Но, несмотря на все меры, Япончика найти не удалось. Он ушел в глубокое подполье и оттуда продолжил бороться с беспределом отрядов Григорьева.
Надо сказать, что у представителей ЦК Компартии большевиков в Одессе методы атамана Григорьева тоже вызывали настоящий шок. Большевики были в ужасе от еврейского погрома, и на следующий день Григорьева вызвали на ковер в Комитет обороны, который по-прежнему возглавлял Рутенберг, и в Совет ЦК Компартии большевиков в Одессе, возглавляемый Софьей Соколовской.
С самого начала большевики были против кандидатуры Григорьева для взятия Одессы, но особого выбора у них не было.
Атаман Григорьев был бесчестным авантюристом и выскочкой, к тому же – запойным алкоголиком. За годы своей карьеры он успел изменить царю, Временному правительству, Центральной Раде, Директории, гетману и даже советской власти. После чего пришел к красным с повинной, и те позволили ему остаться в их рядах.
В Одессу Григорьев вошел не как атаман (которым был раньше), а как командир 6-й Украинской Советской дивизии. Позже он стал начальником 6-й Украинской. Армия Григорьева состояла из дезертиров царской армии и крестьян самого низшего социального уровня Херсонщины и Николаевщины.

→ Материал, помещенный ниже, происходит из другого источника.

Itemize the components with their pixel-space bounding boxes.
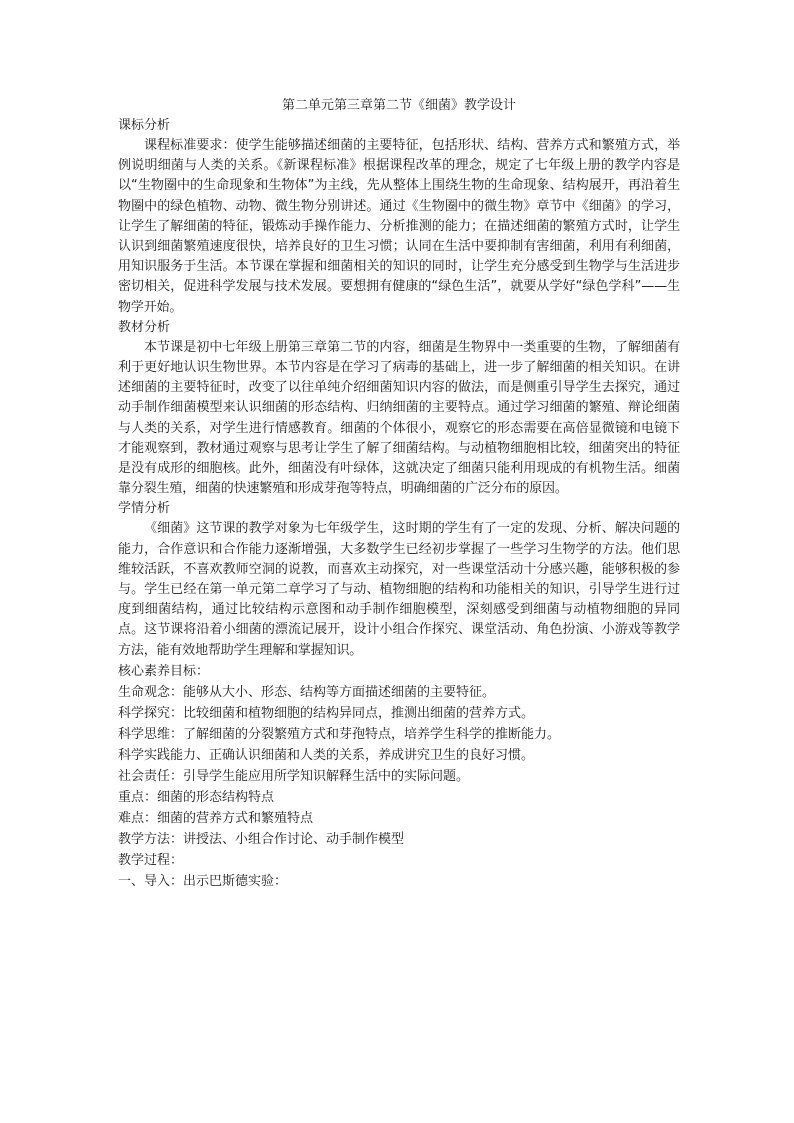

Эти люди, в прежнее время находившиеся на самом дне, были абсолютно безграмотны, с трудом выговаривали собственное имя, были тупы, забиты, склонны к алкоголизму, но полны ненависти к тем, кто преуспел в жизни больше их.
И вот совершенно неожиданно судьба вознесла их на самый верх, где они оказались представителями закона и власти. И это опьянение вседозволенностью вылилось в тупую жестокость, ведь в армии бывшего атамана дисциплина поддерживалась слабо.